Aux époques de révolution, où la Coutume perd son empire, où la société cesse d'aller de soi, où tout est contesté, jusqu'aux rapports traditionnels de la vie privée, les orateurs et les lettrés exercent généralement une fàcheuse influence. Ils ne se bornent plus, comme aux époques d'ordre et de prospérité, à conserver dans les âmes les éternelles notions du vrai : ils sortent de ce domaine pour pénétrer dans les questions qui agitent les esprits; et alors ils deviennent souvent les auxiliaires de l'erreur. N'ayant jamais été mêlés aux intérêts usuels qui sont en lutte, ils n'ont point un criterium sûr pour les apprécier. Condamnés au doute, et avides de succès, ils sont plus enclins à se faire l'écho des passions du moment qu'à réagir contre l'opinion égarée. Ceux qui, depuis 1789, ont le plus dominé les esprits pendant nos crises politiques et sociales, ont dû leurs succès éphémères au charme de la forme beaucoup plus qu'à la compétence sur le fond. Les orateurs qui ont fait prévaloir avec éclat, dans nos assemblées, les principes d'où sont sorties les souffrances actuelles de notre pays, donnaient dans des aberrations qu'eussent évitées les moindres Autorités sociales (§ 5). Ainsi, ils montrèrent souvent une grossière

ignorance au sujet des pratiques sur lesquelles ont reposé, de tous temps, la paix et la prospérité des ateliers de travail (G).

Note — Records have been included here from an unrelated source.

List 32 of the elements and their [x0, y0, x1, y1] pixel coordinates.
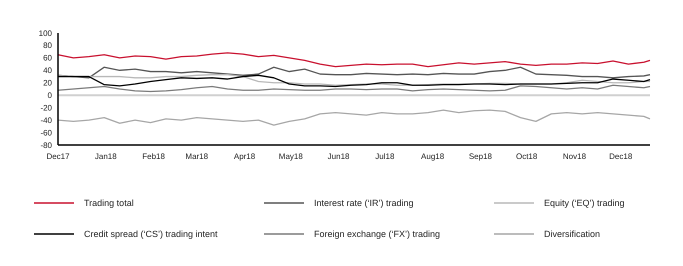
y-tick-label: 60: [43, 54, 53, 63]
x-tick-label: Sep18: [468, 152, 493, 161]
y-tick-label: 20: [43, 78, 53, 88]
x-tick-label: Mar18: [185, 152, 209, 161]
x-tick-label: Oct18: [516, 152, 538, 161]
x-tick-label: Aug18: [421, 152, 445, 161]
legend-label: Diversification: [544, 229, 600, 240]
legend-label: Interest rate (‘IR’) trading: [314, 198, 414, 208]
legend-label: Equity (‘EQ’) trading: [544, 198, 625, 208]
y-tick-label: -20: [40, 103, 53, 112]
line-series: [57, 110, 651, 126]
legend-label: Credit spread (‘CS’) trading intent: [84, 229, 218, 240]
x-tick-label: Dec18: [609, 152, 633, 161]
x-tick-label: Jul18: [375, 152, 395, 161]
y-tick-label: -80: [40, 140, 53, 150]
legend-label: Trading total: [84, 198, 134, 208]
x-tick-label: Feb18: [142, 152, 166, 161]
x-tick-label: Jun18: [328, 152, 350, 161]
y-tick-label: -40: [40, 116, 53, 125]
legend-label: Foreign exchange (‘FX’) trading: [314, 229, 440, 240]
y-tick-label: 40: [43, 66, 53, 76]
y-tick-label: 100: [38, 28, 53, 38]
x-tick-label: Dec17: [46, 152, 70, 161]
x-tick-label: Apr18: [234, 152, 256, 161]
x-tick-label: May18: [278, 152, 304, 161]
y-tick-label: -60: [40, 128, 53, 138]
y-tick-label: 80: [43, 41, 53, 50]
x-tick-label: Nov18: [562, 152, 587, 161]
x-tick-label: Jan18: [94, 152, 118, 161]
line-series: [57, 52, 651, 68]
line-series: [57, 84, 651, 92]
y-tick-label: 0: [48, 91, 53, 100]
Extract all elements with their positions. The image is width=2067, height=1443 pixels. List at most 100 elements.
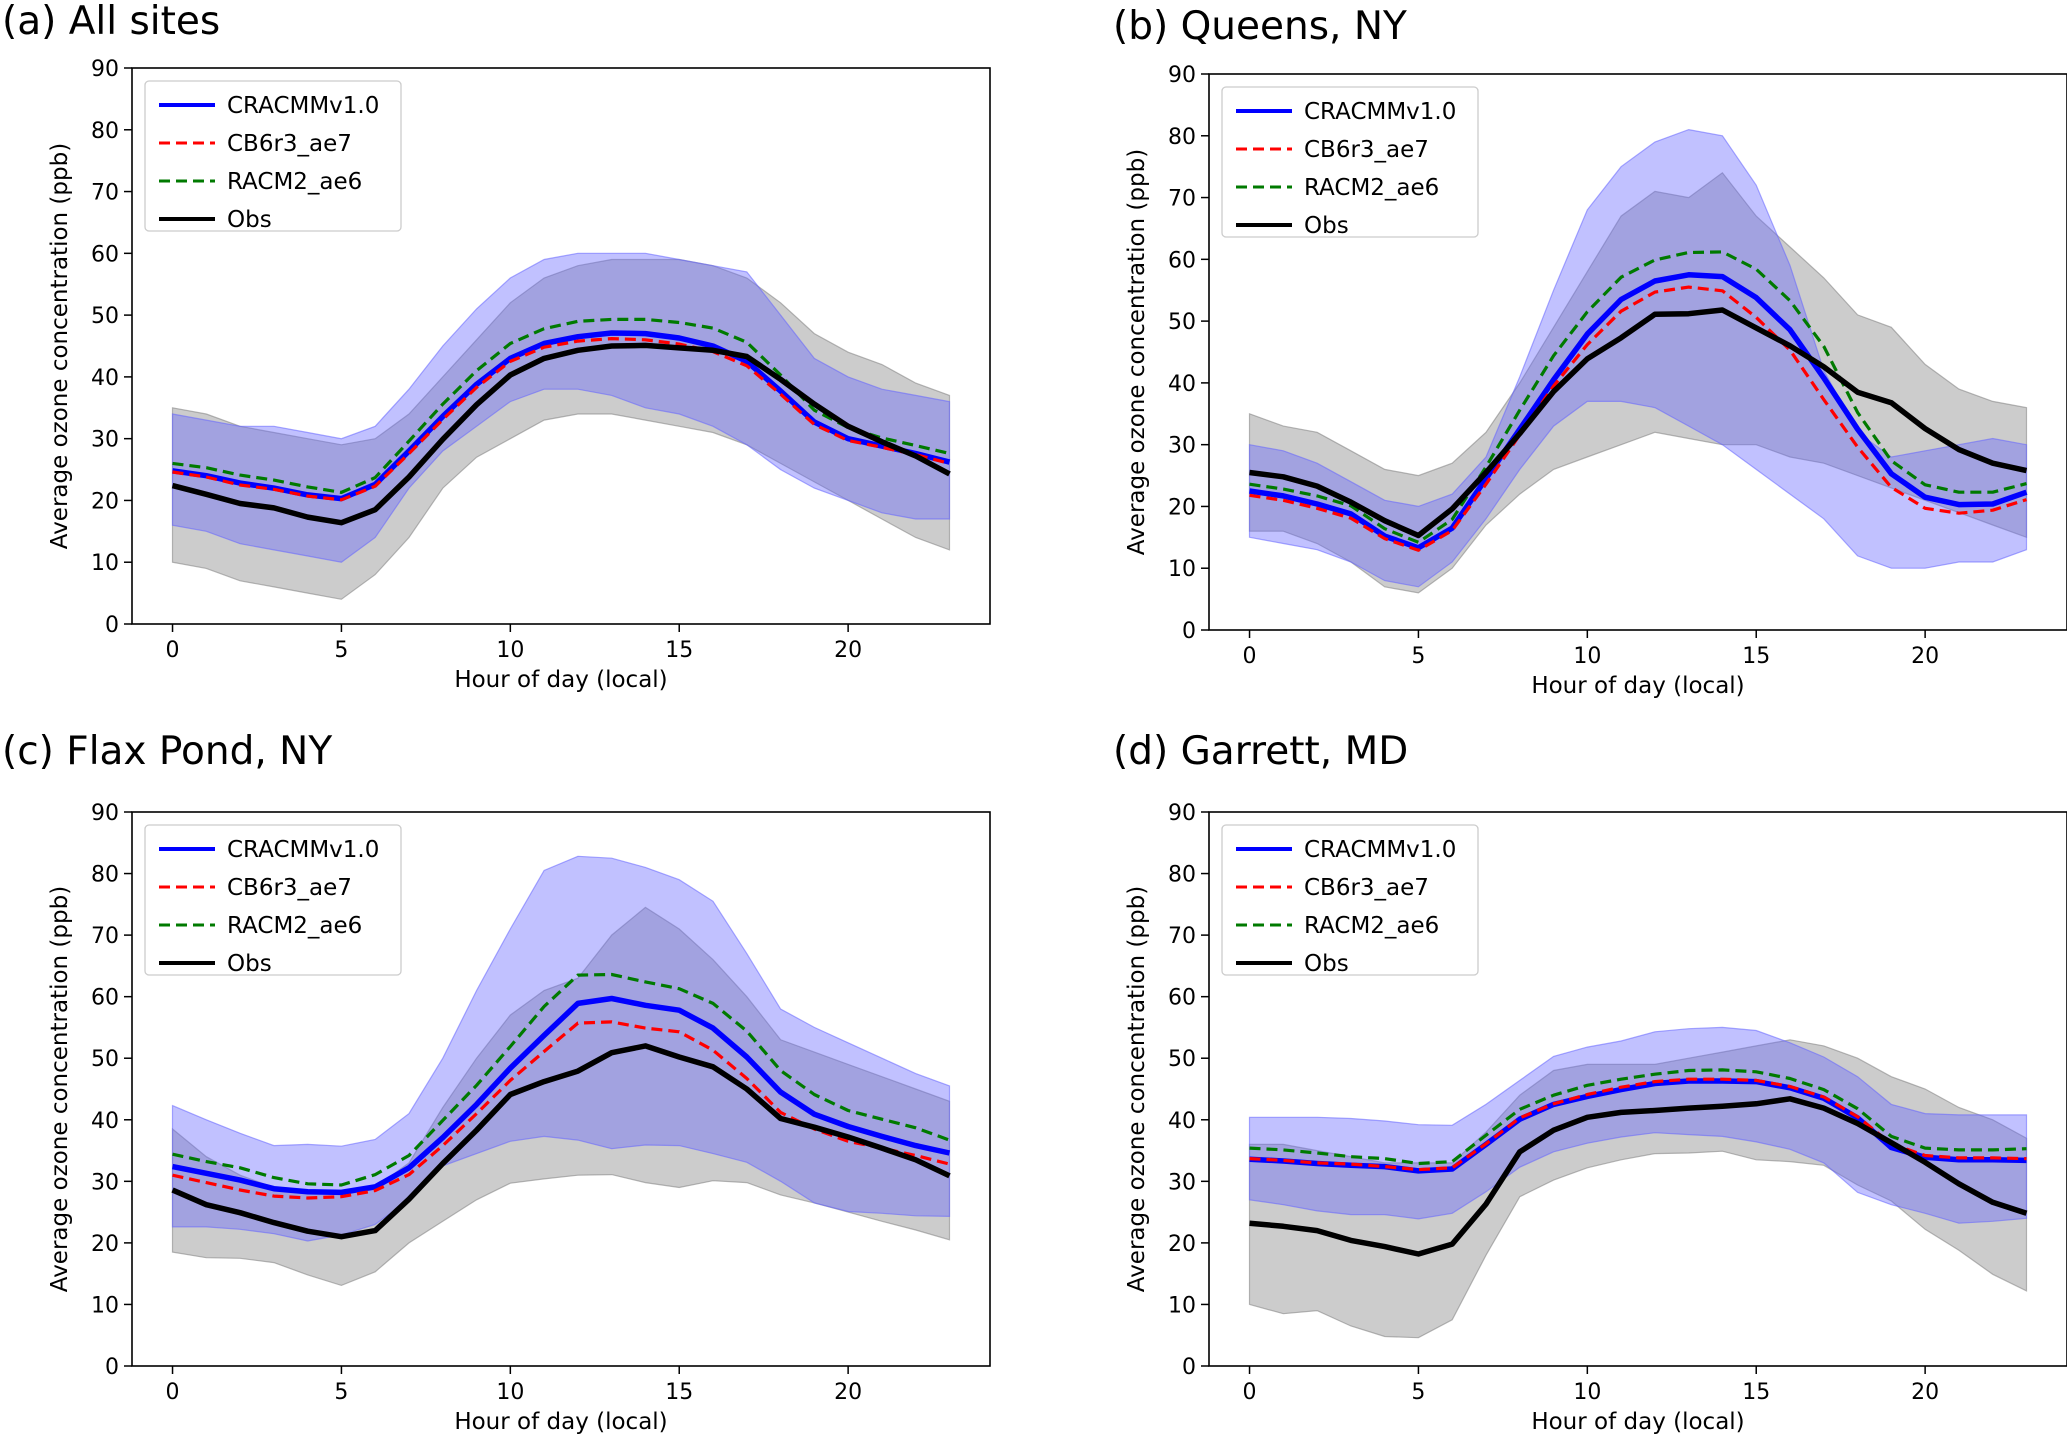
y-axis-label: Average ozone concentration (ppb) xyxy=(47,886,73,1292)
x-axis-label: Hour of day (local) xyxy=(454,667,667,693)
chart-title: (a) All sites xyxy=(2,0,220,44)
panel-1: (b) Queens, NY 0 10 20 30 40 50 60 70 80 90 0 5 10 15 2… xyxy=(1113,4,2067,699)
series-line xyxy=(171,342,951,526)
x-tick-label: 0 xyxy=(1243,644,1257,669)
x-tick-label: 0 xyxy=(166,638,180,663)
x-tick-label: 5 xyxy=(334,1380,348,1405)
y-axis-label: Average ozone concentration (ppb) xyxy=(1124,149,1150,555)
legend-label: CRACMMv1.0 xyxy=(1304,837,1456,863)
series-line xyxy=(1249,307,2028,539)
legend-label: RACM2_ae6 xyxy=(1304,175,1439,201)
plot-area xyxy=(1248,128,2028,594)
plot-area xyxy=(171,252,951,600)
range-band xyxy=(1248,128,2028,588)
series-line xyxy=(172,337,950,502)
legend-box xyxy=(144,824,402,976)
y-tick-label: 10 xyxy=(91,1293,119,1318)
y-tick-label: 70 xyxy=(1168,924,1196,949)
y-tick-label: 0 xyxy=(1182,1355,1196,1380)
chart-title: (d) Garrett, MD xyxy=(1113,729,1408,774)
y-tick-label: 80 xyxy=(1168,125,1196,150)
legend-label: RACM2_ae6 xyxy=(1304,913,1439,939)
y-tick-label: 50 xyxy=(1168,1047,1196,1072)
x-tick-label: 20 xyxy=(1911,1380,1939,1405)
legend-label: CB6r3_ae7 xyxy=(227,875,352,901)
panel-2: (c) Flax Pond, NY 0 10 20 30 40 50 60 70 80 90 0 5 10… xyxy=(2,729,991,1435)
legend-label: RACM2_ae6 xyxy=(227,913,362,939)
x-tick-label: 15 xyxy=(1742,644,1770,669)
legend-label: CB6r3_ae7 xyxy=(227,131,352,157)
axes-frame xyxy=(131,811,991,1367)
y-tick-label: 0 xyxy=(105,1355,119,1380)
legend-label: CRACMMv1.0 xyxy=(227,93,379,119)
x-tick-label: 15 xyxy=(665,638,693,663)
series-line xyxy=(1249,1068,2027,1166)
x-tick-label: 10 xyxy=(1573,644,1601,669)
plot-area xyxy=(171,855,951,1287)
axes-frame xyxy=(1208,811,2067,1367)
x-tick-label: 5 xyxy=(334,638,348,663)
x-tick-label: 10 xyxy=(1573,1380,1601,1405)
x-tick-label: 20 xyxy=(834,638,862,663)
range-band xyxy=(1248,1026,2028,1224)
y-tick-label: 50 xyxy=(1168,310,1196,335)
y-tick-label: 80 xyxy=(1168,863,1196,888)
y-tick-label: 50 xyxy=(91,1047,119,1072)
legend-label: Obs xyxy=(227,951,272,977)
x-axis-label: Hour of day (local) xyxy=(1531,1409,1744,1435)
y-tick-label: 70 xyxy=(1168,187,1196,212)
x-axis-label: Hour of day (local) xyxy=(454,1409,667,1435)
y-tick-label: 40 xyxy=(91,1109,119,1134)
series-line xyxy=(172,1020,950,1200)
y-tick-label: 10 xyxy=(1168,557,1196,582)
legend-box xyxy=(144,80,402,232)
y-tick-label: 60 xyxy=(1168,248,1196,273)
y-tick-label: 20 xyxy=(1168,1232,1196,1257)
series-line xyxy=(1249,250,2027,544)
series-line xyxy=(172,330,951,502)
x-tick-label: 0 xyxy=(166,1380,180,1405)
legend-label: CRACMMv1.0 xyxy=(227,837,379,863)
series-line xyxy=(1249,1096,2028,1257)
legend: CRACMMv1.0 CB6r3_ae7 RACM2_ae6 Obs xyxy=(1221,86,1479,239)
y-tick-label: 80 xyxy=(91,863,119,888)
series-line xyxy=(171,995,951,1196)
legend-box xyxy=(1221,824,1479,976)
y-tick-label: 70 xyxy=(91,924,119,949)
x-tick-label: 0 xyxy=(1243,1380,1257,1405)
x-tick-label: 15 xyxy=(1742,1380,1770,1405)
y-tick-label: 30 xyxy=(1168,434,1196,459)
chart-title: (c) Flax Pond, NY xyxy=(2,729,332,774)
x-tick-label: 10 xyxy=(496,1380,524,1405)
x-tick-label: 5 xyxy=(1411,1380,1425,1405)
y-tick-label: 40 xyxy=(1168,372,1196,397)
panel-0: (a) All sites 0 10 20 30 40 50 60 70 80 90 0 5 10 15 20… xyxy=(2,0,991,693)
x-tick-label: 15 xyxy=(665,1380,693,1405)
legend: CRACMMv1.0 CB6r3_ae7 RACM2_ae6 Obs xyxy=(1221,824,1479,977)
y-axis-label: Average ozone concentration (ppb) xyxy=(47,143,73,549)
y-tick-label: 50 xyxy=(91,304,119,329)
legend-label: CB6r3_ae7 xyxy=(1304,137,1429,163)
x-tick-label: 10 xyxy=(496,638,524,663)
y-tick-label: 40 xyxy=(1168,1109,1196,1134)
legend-box xyxy=(1221,86,1479,238)
y-tick-label: 30 xyxy=(91,428,119,453)
y-tick-label: 10 xyxy=(1168,1293,1196,1318)
y-tick-label: 0 xyxy=(105,613,119,638)
legend-label: Obs xyxy=(1304,951,1349,977)
legend: CRACMMv1.0 CB6r3_ae7 RACM2_ae6 Obs xyxy=(144,824,402,977)
y-tick-label: 80 xyxy=(91,119,119,144)
plot-area xyxy=(1248,1026,2028,1339)
y-tick-label: 60 xyxy=(91,242,119,267)
series-line xyxy=(1249,285,2027,552)
panel-3: (d) Garrett, MD 0 10 20 30 40 50 60 70 80 90 0 5 10 15… xyxy=(1113,729,2067,1435)
y-axis-label: Average ozone concentration (ppb) xyxy=(1124,886,1150,1292)
y-tick-label: 90 xyxy=(1168,801,1196,826)
y-tick-label: 10 xyxy=(91,551,119,576)
y-tick-label: 60 xyxy=(1168,986,1196,1011)
axes-frame xyxy=(1208,73,2067,631)
legend-label: CB6r3_ae7 xyxy=(1304,875,1429,901)
y-tick-label: 70 xyxy=(91,181,119,206)
x-tick-label: 20 xyxy=(1911,644,1939,669)
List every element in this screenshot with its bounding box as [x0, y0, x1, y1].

A la vérité, l'erreur n'a plus, de nos jours, ces caractères apparents qui nous choquent quand nous lisons les discours et les écrits des célébrités révolutionnaires. La discussion incessante des intérêts publics a propagé certaines connaissances générales qui manquaient complétement au début de notre ère de discordes. Mais l'enseignement des orateurs et des écrivains politiques est loin d'avoir acquis chez nous la fécondité qu'il offre dans les pays vraiment libres. Là, en effet, les petites autonomies locales sont exclusivement gouvernées par les Autorités sociales et par ceux qui montrent quelque supériorité dans la direction des ateliers de travail. C'est parmi ces derniers que surgissent spontanément, sur tous les points du territoire, les hommes qui, par les bons exemples de leur vie, puis par l'autorité de leurs paroles ou de leurs écrits, seront plus tard appelés à diriger les affaires de l'État. En France, il en est tout autrement. La suppression des libertés locales, commencée par l'ancien régime en décadence, achevée par la révolution, infiltrée en quelque sorte dans les mœurs publiques par tous les gouvernements postérieurs, a détruit la vraie pépinière des hommes d'État.